Roma, 10 ottobre 2024 – Un’esplosione nel 2012 durante la guerra in Siria l’aveva privata della vista ad entrambi gli occhi. L’innesto della prima cornea artificiale ibrida, frutto della ricerca italiana, le ha restituito tre decimi di acuità visita e la possibilità di tornare a vedere. Rasha, rifugiata palestinese dalla Siria, è una dei primi tre pazienti sottoposti al trapianto della prima cornea artificiale ibrida, sviluppata in Italia e pensata per persone ad alto rischio di rigetto.
Intra-ker, la prima cornea artificiale italiana
La nuova cornea artificiale si chiama Intra-ker, è stata messa a punto dal prof. Massimo Busin dell’Università degli Studi di Ferrara in collaborazione con Fondazione Banca degli Occhi del Veneto ETS, ed è un dispositivo sintetico che viene inglobato all’interno di due strati di tessuto corneale proveniente da donatore ed innestato nell’occhio del paziente.
“Ogni anno nel mondo si effettuano 185mila trapianti di cornea, tuttavia 7mila trapianti falliscono e 12.7 milioni di cittadini a livello globale restano in attesa di trapianto. Il dispositivo Intra-ker è stato ideato come una protesi ottica intracorneale e può essere utilizzato come cornea artificiale in interventi ad hoc, a scopo compassionevole, in pazienti per i quali il normale trapianto di cornea sistematicamente fallisce perché l’occhio non tollera la cornea da donatore” spiega il prof. Massimo Busin, ordinario all’Università di Ferrara.
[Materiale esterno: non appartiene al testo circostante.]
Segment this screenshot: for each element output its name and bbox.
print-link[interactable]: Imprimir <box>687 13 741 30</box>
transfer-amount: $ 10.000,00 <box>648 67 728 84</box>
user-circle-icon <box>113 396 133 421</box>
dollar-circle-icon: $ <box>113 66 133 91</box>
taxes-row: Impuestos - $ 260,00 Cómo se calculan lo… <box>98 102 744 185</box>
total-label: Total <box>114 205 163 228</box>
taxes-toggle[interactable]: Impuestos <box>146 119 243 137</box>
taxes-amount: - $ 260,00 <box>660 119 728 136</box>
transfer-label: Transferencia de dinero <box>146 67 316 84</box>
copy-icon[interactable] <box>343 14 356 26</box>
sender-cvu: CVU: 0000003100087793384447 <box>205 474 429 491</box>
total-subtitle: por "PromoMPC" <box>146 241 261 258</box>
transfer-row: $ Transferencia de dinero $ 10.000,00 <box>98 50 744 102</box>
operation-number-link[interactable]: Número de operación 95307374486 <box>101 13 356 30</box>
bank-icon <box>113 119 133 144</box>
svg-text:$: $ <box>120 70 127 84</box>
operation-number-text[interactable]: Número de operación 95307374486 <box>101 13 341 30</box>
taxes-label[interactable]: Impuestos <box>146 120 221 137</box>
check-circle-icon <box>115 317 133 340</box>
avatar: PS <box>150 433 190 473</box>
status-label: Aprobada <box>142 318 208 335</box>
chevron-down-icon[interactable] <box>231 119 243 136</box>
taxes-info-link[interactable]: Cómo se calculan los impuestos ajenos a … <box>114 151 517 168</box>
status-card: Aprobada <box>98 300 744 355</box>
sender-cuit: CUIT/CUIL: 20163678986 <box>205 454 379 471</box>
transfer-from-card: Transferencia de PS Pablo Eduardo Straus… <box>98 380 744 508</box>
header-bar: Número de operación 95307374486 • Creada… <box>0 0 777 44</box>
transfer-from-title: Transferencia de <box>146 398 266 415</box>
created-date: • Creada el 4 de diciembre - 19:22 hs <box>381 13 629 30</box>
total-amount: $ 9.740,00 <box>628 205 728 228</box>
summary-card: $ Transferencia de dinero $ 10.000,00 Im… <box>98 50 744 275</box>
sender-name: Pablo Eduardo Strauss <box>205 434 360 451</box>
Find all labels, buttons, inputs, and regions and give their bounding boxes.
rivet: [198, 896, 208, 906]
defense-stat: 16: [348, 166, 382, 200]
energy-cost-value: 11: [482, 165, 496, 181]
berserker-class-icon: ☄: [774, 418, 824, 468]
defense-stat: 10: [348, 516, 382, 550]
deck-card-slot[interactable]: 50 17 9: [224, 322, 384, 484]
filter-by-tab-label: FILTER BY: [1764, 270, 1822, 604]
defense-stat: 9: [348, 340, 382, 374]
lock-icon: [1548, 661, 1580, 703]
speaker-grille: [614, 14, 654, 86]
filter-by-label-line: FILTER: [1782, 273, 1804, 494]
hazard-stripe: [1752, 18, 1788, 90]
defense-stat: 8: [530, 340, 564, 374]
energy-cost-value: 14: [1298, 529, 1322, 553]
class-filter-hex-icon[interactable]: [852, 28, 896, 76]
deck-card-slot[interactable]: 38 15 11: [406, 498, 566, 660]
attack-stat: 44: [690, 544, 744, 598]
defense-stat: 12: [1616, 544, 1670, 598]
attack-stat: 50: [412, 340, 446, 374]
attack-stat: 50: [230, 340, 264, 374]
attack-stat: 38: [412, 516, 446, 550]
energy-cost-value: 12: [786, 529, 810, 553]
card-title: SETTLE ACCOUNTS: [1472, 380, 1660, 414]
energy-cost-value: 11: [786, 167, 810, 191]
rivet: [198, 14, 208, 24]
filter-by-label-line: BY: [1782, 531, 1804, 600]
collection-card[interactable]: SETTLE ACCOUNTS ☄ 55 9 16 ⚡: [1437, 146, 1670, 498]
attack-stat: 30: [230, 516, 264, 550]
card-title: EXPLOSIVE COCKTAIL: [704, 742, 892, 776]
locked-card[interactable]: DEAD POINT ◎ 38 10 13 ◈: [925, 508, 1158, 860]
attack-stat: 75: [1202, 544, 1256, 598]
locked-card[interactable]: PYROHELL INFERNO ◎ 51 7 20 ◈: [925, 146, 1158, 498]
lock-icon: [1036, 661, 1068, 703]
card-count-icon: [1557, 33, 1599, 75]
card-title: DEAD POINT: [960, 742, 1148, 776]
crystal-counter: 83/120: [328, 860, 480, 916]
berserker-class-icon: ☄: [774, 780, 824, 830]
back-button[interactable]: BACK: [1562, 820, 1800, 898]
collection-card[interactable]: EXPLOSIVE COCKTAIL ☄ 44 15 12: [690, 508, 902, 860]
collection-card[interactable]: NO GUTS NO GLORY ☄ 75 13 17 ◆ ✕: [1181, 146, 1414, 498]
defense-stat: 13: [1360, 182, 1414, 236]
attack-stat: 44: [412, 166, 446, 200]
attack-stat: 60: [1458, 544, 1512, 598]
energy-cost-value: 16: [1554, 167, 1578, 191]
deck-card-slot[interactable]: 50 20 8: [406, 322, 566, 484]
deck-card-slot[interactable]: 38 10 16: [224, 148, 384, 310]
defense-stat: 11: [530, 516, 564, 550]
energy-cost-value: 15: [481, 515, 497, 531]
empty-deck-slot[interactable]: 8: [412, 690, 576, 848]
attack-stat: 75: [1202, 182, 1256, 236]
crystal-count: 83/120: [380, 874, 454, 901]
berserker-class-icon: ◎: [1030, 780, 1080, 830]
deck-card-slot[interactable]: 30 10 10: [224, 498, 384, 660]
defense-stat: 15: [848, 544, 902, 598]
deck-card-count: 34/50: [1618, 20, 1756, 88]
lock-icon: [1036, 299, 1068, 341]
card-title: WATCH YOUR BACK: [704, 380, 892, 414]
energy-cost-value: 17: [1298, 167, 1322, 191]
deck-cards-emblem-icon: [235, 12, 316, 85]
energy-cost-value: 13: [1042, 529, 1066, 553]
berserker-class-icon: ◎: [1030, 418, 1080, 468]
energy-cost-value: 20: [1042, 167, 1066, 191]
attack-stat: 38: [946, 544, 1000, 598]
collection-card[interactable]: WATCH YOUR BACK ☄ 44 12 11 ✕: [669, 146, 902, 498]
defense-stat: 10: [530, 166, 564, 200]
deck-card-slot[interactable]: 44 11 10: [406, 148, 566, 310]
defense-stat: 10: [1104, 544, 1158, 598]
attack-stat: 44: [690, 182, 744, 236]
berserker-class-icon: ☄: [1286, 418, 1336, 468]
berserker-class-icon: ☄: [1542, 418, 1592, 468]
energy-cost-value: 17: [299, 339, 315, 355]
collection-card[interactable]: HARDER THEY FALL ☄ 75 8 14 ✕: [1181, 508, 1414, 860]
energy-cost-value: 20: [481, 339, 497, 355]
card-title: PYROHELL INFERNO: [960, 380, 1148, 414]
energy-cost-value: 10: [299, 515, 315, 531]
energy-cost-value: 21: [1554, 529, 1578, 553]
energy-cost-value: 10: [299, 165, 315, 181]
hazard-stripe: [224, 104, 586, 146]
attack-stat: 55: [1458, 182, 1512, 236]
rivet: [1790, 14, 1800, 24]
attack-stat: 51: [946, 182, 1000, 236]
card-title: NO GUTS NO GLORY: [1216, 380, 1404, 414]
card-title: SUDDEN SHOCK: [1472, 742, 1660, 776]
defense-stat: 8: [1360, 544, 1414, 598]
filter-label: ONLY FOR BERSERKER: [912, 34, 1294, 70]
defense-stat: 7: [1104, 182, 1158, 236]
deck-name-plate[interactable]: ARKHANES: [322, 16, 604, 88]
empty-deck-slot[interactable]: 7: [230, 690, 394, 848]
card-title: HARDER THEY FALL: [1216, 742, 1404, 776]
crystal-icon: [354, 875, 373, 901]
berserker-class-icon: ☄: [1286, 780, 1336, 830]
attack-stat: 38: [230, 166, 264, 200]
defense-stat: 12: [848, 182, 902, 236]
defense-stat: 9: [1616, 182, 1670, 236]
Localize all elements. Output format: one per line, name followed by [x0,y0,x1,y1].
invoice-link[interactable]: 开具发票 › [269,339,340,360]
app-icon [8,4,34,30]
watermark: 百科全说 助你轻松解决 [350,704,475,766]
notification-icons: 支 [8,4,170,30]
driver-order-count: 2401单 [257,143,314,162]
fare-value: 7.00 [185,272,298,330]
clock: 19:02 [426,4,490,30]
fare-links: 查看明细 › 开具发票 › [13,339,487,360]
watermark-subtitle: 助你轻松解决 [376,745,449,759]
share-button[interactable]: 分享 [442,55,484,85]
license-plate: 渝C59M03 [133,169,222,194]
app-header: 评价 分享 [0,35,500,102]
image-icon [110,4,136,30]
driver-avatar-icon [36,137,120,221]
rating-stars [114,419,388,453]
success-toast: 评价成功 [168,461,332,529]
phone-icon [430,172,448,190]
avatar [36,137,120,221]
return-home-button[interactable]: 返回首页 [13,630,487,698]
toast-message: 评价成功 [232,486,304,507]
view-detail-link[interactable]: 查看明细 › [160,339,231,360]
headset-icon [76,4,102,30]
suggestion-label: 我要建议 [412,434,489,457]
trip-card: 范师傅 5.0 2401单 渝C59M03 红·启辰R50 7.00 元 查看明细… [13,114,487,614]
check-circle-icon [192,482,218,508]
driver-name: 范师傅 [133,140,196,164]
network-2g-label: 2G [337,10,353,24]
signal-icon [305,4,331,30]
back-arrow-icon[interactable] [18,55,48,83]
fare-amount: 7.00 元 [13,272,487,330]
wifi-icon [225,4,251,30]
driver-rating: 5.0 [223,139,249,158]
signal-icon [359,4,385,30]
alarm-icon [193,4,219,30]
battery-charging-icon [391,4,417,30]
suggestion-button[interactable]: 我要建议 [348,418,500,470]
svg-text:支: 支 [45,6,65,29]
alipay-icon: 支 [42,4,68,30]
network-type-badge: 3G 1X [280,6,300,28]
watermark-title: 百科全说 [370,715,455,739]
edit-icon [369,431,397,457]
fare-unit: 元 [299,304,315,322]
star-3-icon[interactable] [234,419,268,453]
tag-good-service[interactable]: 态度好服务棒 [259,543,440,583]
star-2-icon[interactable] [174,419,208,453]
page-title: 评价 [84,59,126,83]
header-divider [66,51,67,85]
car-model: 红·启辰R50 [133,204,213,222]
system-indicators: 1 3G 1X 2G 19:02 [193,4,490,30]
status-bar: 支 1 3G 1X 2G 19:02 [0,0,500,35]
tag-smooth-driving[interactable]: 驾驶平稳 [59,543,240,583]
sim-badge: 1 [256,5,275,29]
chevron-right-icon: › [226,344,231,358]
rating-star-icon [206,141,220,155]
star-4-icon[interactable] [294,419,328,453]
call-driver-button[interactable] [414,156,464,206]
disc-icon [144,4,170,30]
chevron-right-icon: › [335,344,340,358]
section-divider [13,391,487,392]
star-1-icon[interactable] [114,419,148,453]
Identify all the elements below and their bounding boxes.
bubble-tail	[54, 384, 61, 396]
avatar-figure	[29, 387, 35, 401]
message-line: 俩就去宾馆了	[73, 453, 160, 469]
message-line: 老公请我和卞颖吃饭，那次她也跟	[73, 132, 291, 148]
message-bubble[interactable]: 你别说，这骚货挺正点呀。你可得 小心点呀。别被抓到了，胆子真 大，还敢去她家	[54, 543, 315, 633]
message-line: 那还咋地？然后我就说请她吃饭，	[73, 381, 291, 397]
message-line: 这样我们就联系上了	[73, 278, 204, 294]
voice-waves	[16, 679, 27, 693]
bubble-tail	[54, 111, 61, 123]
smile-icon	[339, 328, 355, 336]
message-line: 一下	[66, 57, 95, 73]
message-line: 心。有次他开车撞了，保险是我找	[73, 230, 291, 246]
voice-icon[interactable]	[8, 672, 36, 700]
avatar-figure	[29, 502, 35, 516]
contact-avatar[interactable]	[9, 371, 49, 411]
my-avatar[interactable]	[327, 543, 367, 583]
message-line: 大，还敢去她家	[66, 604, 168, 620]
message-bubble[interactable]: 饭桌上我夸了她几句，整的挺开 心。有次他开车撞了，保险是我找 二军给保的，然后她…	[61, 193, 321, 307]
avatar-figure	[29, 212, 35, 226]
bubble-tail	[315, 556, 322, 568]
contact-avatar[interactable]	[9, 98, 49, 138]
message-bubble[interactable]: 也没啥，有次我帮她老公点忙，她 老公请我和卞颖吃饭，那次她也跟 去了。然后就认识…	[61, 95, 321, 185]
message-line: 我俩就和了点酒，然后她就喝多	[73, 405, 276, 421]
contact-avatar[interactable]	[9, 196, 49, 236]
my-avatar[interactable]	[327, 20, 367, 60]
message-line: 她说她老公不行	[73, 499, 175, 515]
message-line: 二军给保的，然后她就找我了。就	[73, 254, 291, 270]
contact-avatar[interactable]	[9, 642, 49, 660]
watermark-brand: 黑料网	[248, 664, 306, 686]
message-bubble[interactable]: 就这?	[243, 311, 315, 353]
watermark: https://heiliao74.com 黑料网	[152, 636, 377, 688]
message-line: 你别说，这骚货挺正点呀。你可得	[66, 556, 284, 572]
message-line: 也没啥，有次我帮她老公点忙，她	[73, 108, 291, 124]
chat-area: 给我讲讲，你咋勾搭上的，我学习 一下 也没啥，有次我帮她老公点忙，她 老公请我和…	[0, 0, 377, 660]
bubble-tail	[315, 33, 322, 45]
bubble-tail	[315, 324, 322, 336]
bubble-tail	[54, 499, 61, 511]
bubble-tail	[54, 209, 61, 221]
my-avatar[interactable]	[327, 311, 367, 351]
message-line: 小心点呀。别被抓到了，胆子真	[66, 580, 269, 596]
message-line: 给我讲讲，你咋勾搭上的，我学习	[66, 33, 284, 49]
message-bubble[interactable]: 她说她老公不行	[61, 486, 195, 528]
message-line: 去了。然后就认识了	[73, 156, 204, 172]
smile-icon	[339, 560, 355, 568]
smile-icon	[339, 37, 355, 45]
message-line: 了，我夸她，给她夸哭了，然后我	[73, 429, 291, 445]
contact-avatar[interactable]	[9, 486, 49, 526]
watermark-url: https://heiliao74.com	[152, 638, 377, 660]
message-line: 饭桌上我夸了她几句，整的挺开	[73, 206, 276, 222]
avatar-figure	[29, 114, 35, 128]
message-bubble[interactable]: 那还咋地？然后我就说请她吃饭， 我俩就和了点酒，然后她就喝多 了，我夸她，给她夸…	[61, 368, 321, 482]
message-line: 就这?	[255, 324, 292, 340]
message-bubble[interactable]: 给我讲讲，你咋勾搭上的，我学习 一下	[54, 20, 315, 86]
“Il dispositivo in polimetilmetacrilato si compone di una parte ottica centrale e di estremità periferiche che servono a stabilizzare la protesi nell’occhio – spiega il chirurgo oftalmologo – la protesi viene inserita avvolta da due sottili innesti di cornea da donatore, forniti dalla banca degli occhi e ricavati dall’isolamento di uno strato interno, chiamato “pre-descemetico”, spesso solo una decina di micron. Questi due sottili lembi evitano il rischio di estrusione della protesi e, vera chiave di volta di questo processo, mantengono nel tempo la loro trasparenza permettendo al paziente di tornare a vedere. Un dato che, in chirurgia corneale, non era mai stato osservato prima”.
I primi tre interventi, effettuati su altrettanti pazienti tra febbraio e maggio 2024 presso le strutture di Ospedali Privati Forlì, a distanza di oltre quattro mesi offrono risultati incoraggianti.
La funzione dei tessuti da donatore
Anche per la Fondazione Banca degli Occhi del Veneto, responsabile della validazione e dell’invio dei tessuti provenienti da donatore, si tratta della prima preparazione di tessuto per trapianto di questo genere: “Per il mondo dell’eye banking è il primo trapianto dello strato profondo della cornea senza endotelio, una novità assoluta – afferma Diego Ponzin, Presidente di Fondazione Banca degli Occhi del Veneto – per accompagnare il dispositivo artificiale i nostri tecnici hanno isolato due tessuti ricavati da due donatori, che nella sezione centrale prevedono solo questo strato quasi impercettibile chiamato “pre-descemet”. Dalle analisi condotte in Fondazione Banca degli Occhi emerge che questa porzione conserva intatta una trasparenza del 70 per cento”.
Il trapianto di cornea artificiale ideato dal prof. Massimo Busin con l’ausilio della banca degli occhi veneta, si trova oggi al centro di un progetto di ricerca finanziato dal PNRR e guidato dal prof. Teresio Avitabile, ordinario dell’Università degli Studi di Catania, che vede coinvolti per la fase clinica anche il prof. Vincenzo Scorcia dell’Università degli Studi Magna Græcia di Catanzaro e il prof. Marco Mura dell’Università di Ferrara.